2. örneğimiz "Topkapı Palace Hotel projesidir." Farazi olarak ürettiğimiz bu projeye göre Osmanlı devletinin birkaç yüzyıl idare edildiği Topkapı Sarayı'nın müze olarak 2012'de yaklaşık 57 Milyon TL gelir getirdiğini öğrenen ABD'li bir işadamı, 150 Milyon Lira karşılığı olarak otel yapmak üzere Kültür Bakanlığına başvurur. Teklif üzerine harekete geçen Bakanlar Kurulu ise açtığı uluslar arası ihale sonucunda yaklaşık 350 Milyon TL'ye dünyaca ünlü Dolar milyarderi Rus işadamına uluslararası oteller zinciri yapmak üzere kiraya verilir. Şayet bu varsayım gerçek olsaydı tepkiler nasıl olurdu? Hükümetin durumu ne olurdu? Bilemiyoruz. Ancak bildiğimiz İktidarın "Haydarpaşa Hotel ve AVM Projesi"ni hayata geçirmeye çalıştığıdır. Bu projeye göre Haydarpaşa'ya artık trenler gelmeyecek burası turizm ve eğlence merkezine dönüştürülecek.

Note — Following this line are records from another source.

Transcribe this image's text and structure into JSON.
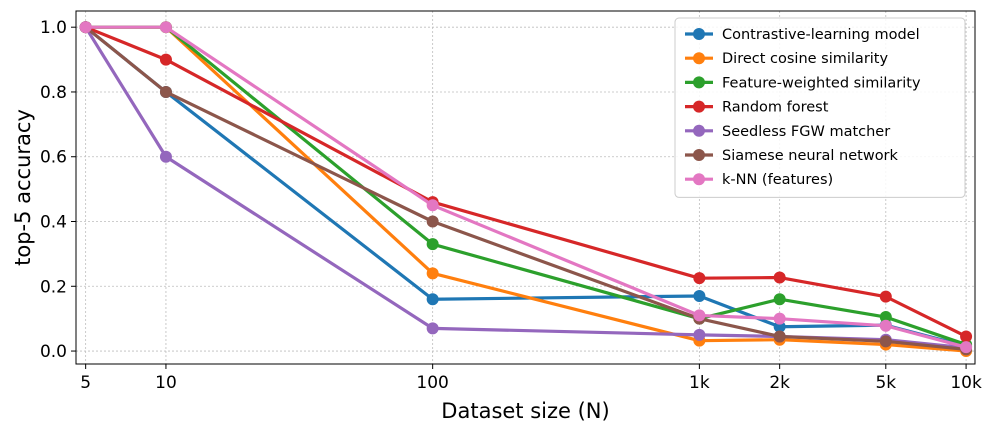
{
  "chart_data": {
    "type": "line",
    "title": "",
    "xlabel": "Dataset size (N)",
    "ylabel": "top-5 accuracy",
    "xscale": "log",
    "x": [
      5,
      10,
      100,
      1000,
      2000,
      5000,
      10000
    ],
    "xtick_labels": [
      "5",
      "10",
      "100",
      "1k",
      "2k",
      "5k",
      "10k"
    ],
    "ylim": [
      -0.04,
      1.05
    ],
    "yticks": [
      0.0,
      0.2,
      0.4,
      0.6,
      0.8,
      1.0
    ],
    "ytick_labels": [
      "0.0",
      "0.2",
      "0.4",
      "0.6",
      "0.8",
      "1.0"
    ],
    "grid": true,
    "legend_position": "top-right",
    "series": [
      {
        "name": "Contrastive-learning model",
        "color": "#1f77b4",
        "values": [
          1.0,
          0.8,
          0.16,
          0.17,
          0.075,
          0.08,
          0.015
        ]
      },
      {
        "name": "Direct cosine similarity",
        "color": "#ff7f0e",
        "values": [
          1.0,
          1.0,
          0.24,
          0.032,
          0.035,
          0.02,
          0.0
        ]
      },
      {
        "name": "Feature-weighted similarity",
        "color": "#2ca02c",
        "values": [
          1.0,
          1.0,
          0.33,
          0.1,
          0.16,
          0.105,
          0.02
        ]
      },
      {
        "name": "Random forest",
        "color": "#d62728",
        "values": [
          1.0,
          0.9,
          0.46,
          0.225,
          0.227,
          0.168,
          0.045
        ]
      },
      {
        "name": "Seedless FGW matcher",
        "color": "#9467bd",
        "values": [
          1.0,
          0.6,
          0.07,
          0.05,
          0.045,
          0.035,
          0.01
        ]
      },
      {
        "name": "Siamese neural network",
        "color": "#8c564b",
        "values": [
          1.0,
          0.8,
          0.4,
          0.1,
          0.045,
          0.03,
          0.005
        ]
      },
      {
        "name": "k-NN (features)",
        "color": "#e377c2",
        "values": [
          1.0,
          1.0,
          0.45,
          0.11,
          0.1,
          0.078,
          0.012
        ]
      }
    ]
  }
}
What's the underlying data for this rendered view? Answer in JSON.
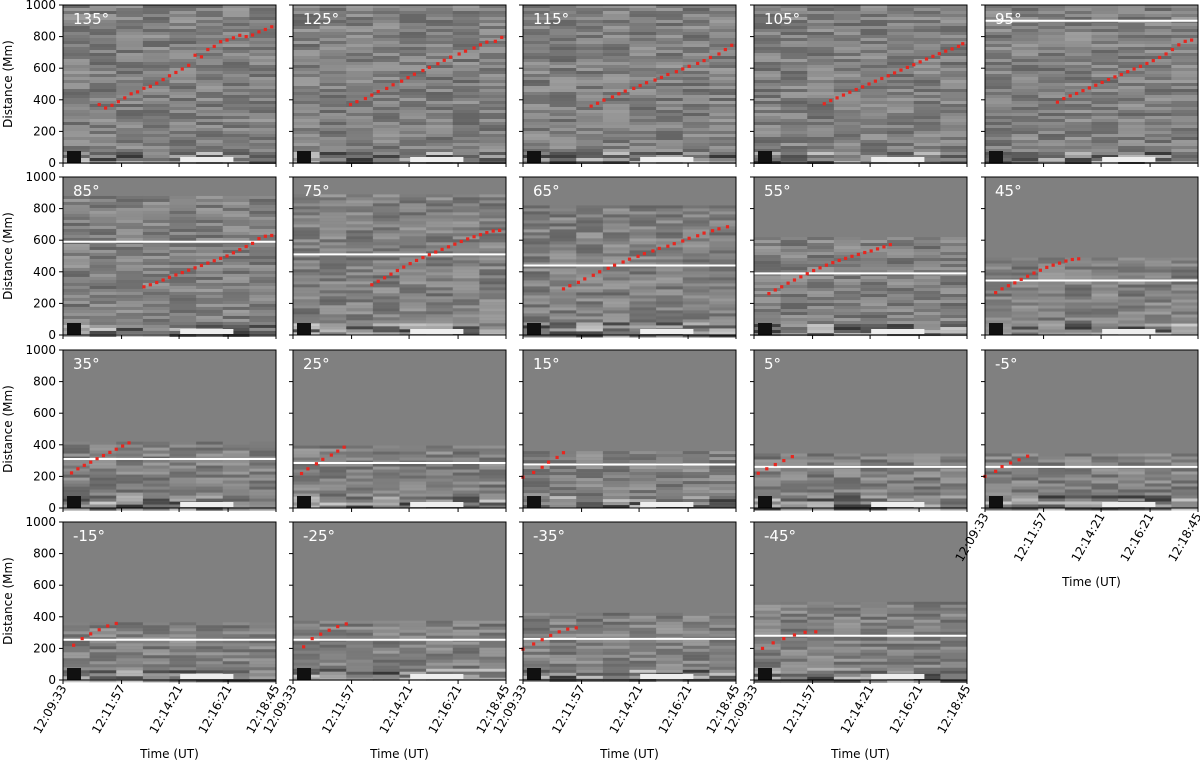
{
  "figure": {
    "type": "time-distance-grid",
    "y_axis": {
      "label": "Distance (Mm)",
      "range": [
        0,
        1000
      ],
      "ticks": [
        "0",
        "200",
        "400",
        "600",
        "800",
        "1000"
      ]
    },
    "x_axis": {
      "label": "Time (UT)",
      "ticks": [
        "12:09:33",
        "12:11:57",
        "12:14:21",
        "12:16:21",
        "12:18:45"
      ]
    },
    "colors": {
      "marker": "#e8261f",
      "panel_bg": "#808080",
      "reference_line": "#ffffff"
    }
  },
  "chart_data": [
    {
      "type": "scatter",
      "title": "135°",
      "ref_line": null,
      "region_top": 1000,
      "x": [
        0.17,
        0.2,
        0.23,
        0.26,
        0.29,
        0.32,
        0.35,
        0.38,
        0.41,
        0.44,
        0.47,
        0.5,
        0.53,
        0.56,
        0.59,
        0.62,
        0.65,
        0.68,
        0.71,
        0.74,
        0.77,
        0.8,
        0.83,
        0.86,
        0.89,
        0.92,
        0.95,
        0.98
      ],
      "y": [
        370,
        348,
        365,
        388,
        412,
        438,
        450,
        473,
        485,
        505,
        528,
        552,
        573,
        595,
        618,
        682,
        672,
        718,
        738,
        768,
        778,
        792,
        808,
        800,
        810,
        830,
        845,
        862
      ]
    },
    {
      "type": "scatter",
      "title": "125°",
      "ref_line": null,
      "region_top": 1000,
      "x": [
        0.27,
        0.3,
        0.34,
        0.37,
        0.4,
        0.44,
        0.47,
        0.51,
        0.54,
        0.57,
        0.61,
        0.64,
        0.68,
        0.71,
        0.74,
        0.78,
        0.81,
        0.85,
        0.88,
        0.91,
        0.95,
        0.98
      ],
      "y": [
        370,
        388,
        408,
        430,
        452,
        472,
        495,
        518,
        540,
        562,
        585,
        605,
        628,
        650,
        670,
        690,
        708,
        728,
        748,
        765,
        770,
        795
      ]
    },
    {
      "type": "scatter",
      "title": "115°",
      "ref_line": null,
      "region_top": 1000,
      "x": [
        0.32,
        0.35,
        0.38,
        0.42,
        0.45,
        0.48,
        0.52,
        0.55,
        0.58,
        0.62,
        0.65,
        0.68,
        0.72,
        0.75,
        0.78,
        0.82,
        0.85,
        0.88,
        0.92,
        0.95,
        0.98
      ],
      "y": [
        360,
        378,
        398,
        418,
        438,
        455,
        472,
        490,
        508,
        525,
        542,
        560,
        578,
        595,
        612,
        630,
        648,
        668,
        690,
        718,
        745
      ]
    },
    {
      "type": "scatter",
      "title": "105°",
      "ref_line": null,
      "region_top": 1000,
      "x": [
        0.33,
        0.36,
        0.39,
        0.42,
        0.45,
        0.48,
        0.51,
        0.54,
        0.57,
        0.6,
        0.63,
        0.66,
        0.69,
        0.72,
        0.75,
        0.78,
        0.81,
        0.84,
        0.87,
        0.9,
        0.93,
        0.96,
        0.98
      ],
      "y": [
        375,
        395,
        412,
        430,
        448,
        465,
        482,
        500,
        518,
        535,
        552,
        570,
        588,
        605,
        622,
        640,
        658,
        675,
        692,
        708,
        722,
        738,
        755
      ]
    },
    {
      "type": "scatter",
      "title": "95°",
      "ref_line": 900,
      "region_top": 1000,
      "x": [
        0.34,
        0.37,
        0.4,
        0.43,
        0.46,
        0.49,
        0.52,
        0.55,
        0.58,
        0.61,
        0.64,
        0.67,
        0.7,
        0.73,
        0.76,
        0.79,
        0.82,
        0.85,
        0.88,
        0.91,
        0.94,
        0.97
      ],
      "y": [
        385,
        408,
        425,
        440,
        458,
        475,
        492,
        510,
        528,
        545,
        560,
        578,
        595,
        612,
        630,
        648,
        668,
        690,
        718,
        748,
        770,
        778
      ]
    },
    {
      "type": "scatter",
      "title": "85°",
      "ref_line": 590,
      "region_top": 880,
      "x": [
        0.38,
        0.41,
        0.44,
        0.47,
        0.5,
        0.53,
        0.56,
        0.59,
        0.62,
        0.65,
        0.68,
        0.71,
        0.74,
        0.77,
        0.8,
        0.83,
        0.86,
        0.89,
        0.92,
        0.95,
        0.98
      ],
      "y": [
        305,
        318,
        332,
        348,
        365,
        380,
        395,
        410,
        425,
        440,
        455,
        470,
        485,
        500,
        520,
        540,
        560,
        580,
        610,
        625,
        630
      ]
    },
    {
      "type": "scatter",
      "title": "75°",
      "ref_line": 510,
      "region_top": 890,
      "x": [
        0.37,
        0.4,
        0.43,
        0.46,
        0.49,
        0.52,
        0.55,
        0.58,
        0.61,
        0.64,
        0.67,
        0.7,
        0.73,
        0.76,
        0.79,
        0.82,
        0.85,
        0.88,
        0.91,
        0.94,
        0.97
      ],
      "y": [
        318,
        340,
        362,
        385,
        408,
        430,
        452,
        472,
        490,
        508,
        525,
        542,
        558,
        575,
        592,
        608,
        622,
        635,
        648,
        658,
        662
      ]
    },
    {
      "type": "scatter",
      "title": "65°",
      "ref_line": 440,
      "region_top": 820,
      "x": [
        0.19,
        0.22,
        0.26,
        0.29,
        0.33,
        0.36,
        0.4,
        0.43,
        0.47,
        0.5,
        0.54,
        0.57,
        0.61,
        0.64,
        0.68,
        0.71,
        0.75,
        0.78,
        0.82,
        0.85,
        0.89,
        0.92,
        0.96
      ],
      "y": [
        292,
        312,
        333,
        355,
        378,
        400,
        422,
        442,
        462,
        480,
        498,
        515,
        532,
        548,
        562,
        578,
        595,
        612,
        628,
        645,
        660,
        672,
        685
      ]
    },
    {
      "type": "scatter",
      "title": "55°",
      "ref_line": 390,
      "region_top": 620,
      "x": [
        0.07,
        0.1,
        0.13,
        0.16,
        0.19,
        0.22,
        0.25,
        0.28,
        0.31,
        0.34,
        0.37,
        0.4,
        0.43,
        0.46,
        0.49,
        0.52,
        0.55,
        0.58,
        0.61,
        0.64
      ],
      "y": [
        262,
        285,
        305,
        328,
        348,
        368,
        388,
        408,
        425,
        442,
        458,
        472,
        485,
        498,
        510,
        522,
        532,
        545,
        558,
        572
      ]
    },
    {
      "type": "scatter",
      "title": "45°",
      "ref_line": 345,
      "region_top": 490,
      "x": [
        0.05,
        0.08,
        0.11,
        0.14,
        0.17,
        0.2,
        0.23,
        0.26,
        0.29,
        0.32,
        0.35,
        0.38,
        0.41,
        0.44
      ],
      "y": [
        268,
        292,
        312,
        330,
        352,
        372,
        392,
        410,
        428,
        442,
        455,
        468,
        478,
        482
      ]
    },
    {
      "type": "scatter",
      "title": "35°",
      "ref_line": 310,
      "region_top": 420,
      "x": [
        0.04,
        0.07,
        0.1,
        0.13,
        0.16,
        0.19,
        0.22,
        0.25,
        0.28,
        0.31
      ],
      "y": [
        222,
        248,
        270,
        290,
        312,
        332,
        352,
        372,
        392,
        412
      ]
    },
    {
      "type": "scatter",
      "title": "25°",
      "ref_line": 285,
      "region_top": 395,
      "x": [
        0.04,
        0.07,
        0.11,
        0.14,
        0.18,
        0.21,
        0.24
      ],
      "y": [
        218,
        248,
        280,
        308,
        335,
        360,
        385
      ]
    },
    {
      "type": "scatter",
      "title": "15°",
      "ref_line": 275,
      "region_top": 360,
      "x": [
        0.0,
        0.05,
        0.09,
        0.12,
        0.16,
        0.19
      ],
      "y": [
        195,
        225,
        258,
        290,
        320,
        350
      ]
    },
    {
      "type": "scatter",
      "title": "5°",
      "ref_line": 260,
      "region_top": 345,
      "x": [
        0.02,
        0.06,
        0.1,
        0.14,
        0.18
      ],
      "y": [
        220,
        248,
        275,
        300,
        325
      ]
    },
    {
      "type": "scatter",
      "title": "-5°",
      "ref_line": 260,
      "region_top": 345,
      "x": [
        0.0,
        0.05,
        0.08,
        0.12,
        0.16,
        0.2
      ],
      "y": [
        200,
        232,
        262,
        285,
        305,
        328
      ]
    },
    {
      "type": "scatter",
      "title": "-15°",
      "ref_line": 255,
      "region_top": 365,
      "x": [
        0.05,
        0.09,
        0.13,
        0.17,
        0.21,
        0.25
      ],
      "y": [
        220,
        262,
        292,
        318,
        342,
        358
      ]
    },
    {
      "type": "scatter",
      "title": "-25°",
      "ref_line": 255,
      "region_top": 375,
      "x": [
        0.05,
        0.09,
        0.13,
        0.17,
        0.21,
        0.25
      ],
      "y": [
        210,
        262,
        290,
        315,
        338,
        355
      ]
    },
    {
      "type": "scatter",
      "title": "-35°",
      "ref_line": 260,
      "region_top": 425,
      "x": [
        0.0,
        0.05,
        0.09,
        0.13,
        0.17,
        0.21,
        0.25
      ],
      "y": [
        195,
        228,
        255,
        282,
        305,
        322,
        330
      ]
    },
    {
      "type": "scatter",
      "title": "-45°",
      "ref_line": 280,
      "region_top": 495,
      "x": [
        0.04,
        0.09,
        0.14,
        0.19,
        0.24,
        0.29
      ],
      "y": [
        200,
        235,
        262,
        285,
        302,
        305
      ]
    }
  ]
}
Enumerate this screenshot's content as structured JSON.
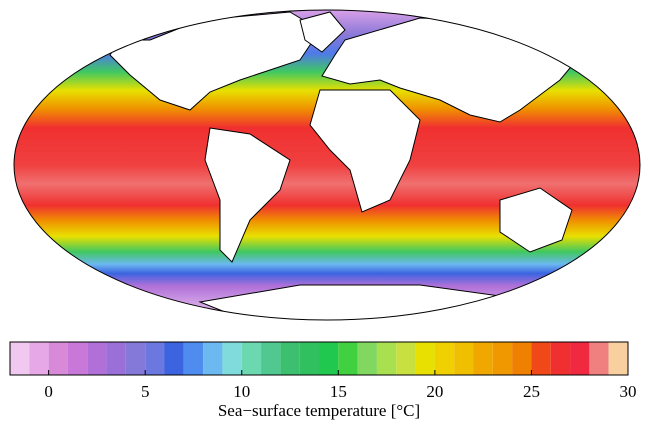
{
  "colorbar": {
    "label": "Sea−surface temperature [°C]",
    "lim": [
      -2,
      30
    ],
    "ticks": [
      0,
      5,
      10,
      15,
      20,
      25,
      30
    ],
    "levels": [
      -2,
      -1,
      0,
      1,
      2,
      3,
      4,
      5,
      6,
      7,
      8,
      9,
      10,
      11,
      12,
      13,
      14,
      15,
      16,
      17,
      18,
      19,
      20,
      21,
      22,
      23,
      24,
      25,
      26,
      27,
      28,
      29,
      30
    ],
    "colors": [
      "#f0c8f0",
      "#e6a8e6",
      "#d88ad8",
      "#c878d8",
      "#b070d8",
      "#9a70d8",
      "#8478d8",
      "#6a78e0",
      "#3c64e0",
      "#4e8cf0",
      "#6cb8f0",
      "#80dcdc",
      "#6cd8b0",
      "#50c890",
      "#3cc070",
      "#30c060",
      "#20c850",
      "#40d040",
      "#80d860",
      "#a8e050",
      "#c8e040",
      "#e8e000",
      "#f0d000",
      "#f0c000",
      "#f0a800",
      "#f09800",
      "#f08000",
      "#f04818",
      "#f03030",
      "#f02840",
      "#f08080",
      "#f8d0a0"
    ]
  }
}
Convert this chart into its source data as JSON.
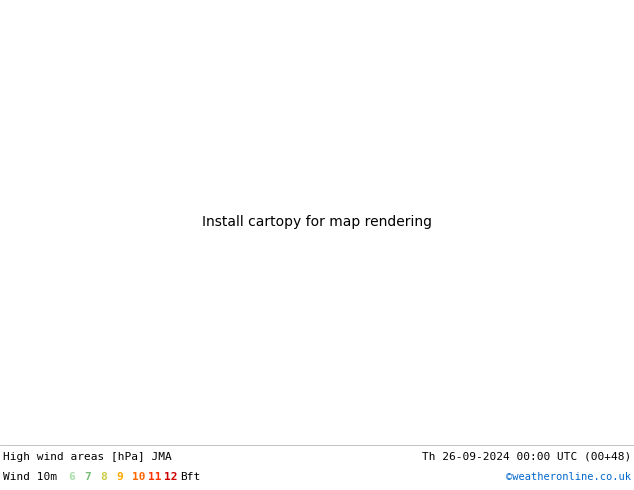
{
  "title_left": "High wind areas [hPa] JMA",
  "title_right": "Th 26-09-2024 00:00 UTC (00+48)",
  "label_left": "Wind 10m",
  "bft_label": "Bft",
  "bft_values": [
    "6",
    "7",
    "8",
    "9",
    "10",
    "11",
    "12"
  ],
  "bft_colors": [
    "#aaddaa",
    "#77bb77",
    "#cccc44",
    "#ffaa00",
    "#ff6600",
    "#ff3300",
    "#cc0000"
  ],
  "copyright": "©weatheronline.co.uk",
  "copyright_color": "#0066cc",
  "sea_color": "#d8d8d8",
  "land_color": "#b8d8a0",
  "figsize": [
    6.34,
    4.9
  ],
  "dpi": 100,
  "lon_min": -95,
  "lon_max": 5,
  "lat_min": -65,
  "lat_max": 25
}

Konu Haydarpaşa garı olunca burayı yaptıran Sultan II.Abdülhamit Han Hazretlerinin şu sözlerini hatırlatmak isterim. "Bunca kilometre demiryolu yaptım memlekete, çelik rayların ucu Haydarpaşa'da. Koca binalarıyla liman yaptım, yine belli değil. Bana o rayların denize kavuştuğu yere öyle bir bina yapın ki, Ümmetim baktığında 'Buradan bindin mi hiç inmeden Mekke'ye kadar gidilir' desin ."
Sultan'ın sözlerinde ifade edildiği üzere Haydarpaşa'yı sadece bir tren garı olarak göremeyiz. Burası İstanbul'u İslam'ın tarihi başkentlerine ve mübarek şehirlerine yani Bağdat ve Şam'a, Mekke, Medine ve Kudüs'e bağlayan (İstanbul-Bağdat -Hicaz demiryolu ağı) tarih ve inanç bağı adeta atardamarıdır. Projenin hayata geçmesiyle durdurulan tren seferleri ile bu bağ koparılmakta, Haydarpaşa'nın otele dönüştürülmesiyle de adeta damarın toplandığı yer mikrop kapmış bir çıban haline dönüştürülmektedir. Diğer bir deyişle Topkapı Sarayı varsayımında olduğu gibi Haydarpaşa ruhundan, özünden koparılmaktadır.
Bunlar bizzat hükümet tarafından hazırlanan iki projeydi. Birde bunlar dışında göz yumduğu, seyirci kaldığı duruma gelelim.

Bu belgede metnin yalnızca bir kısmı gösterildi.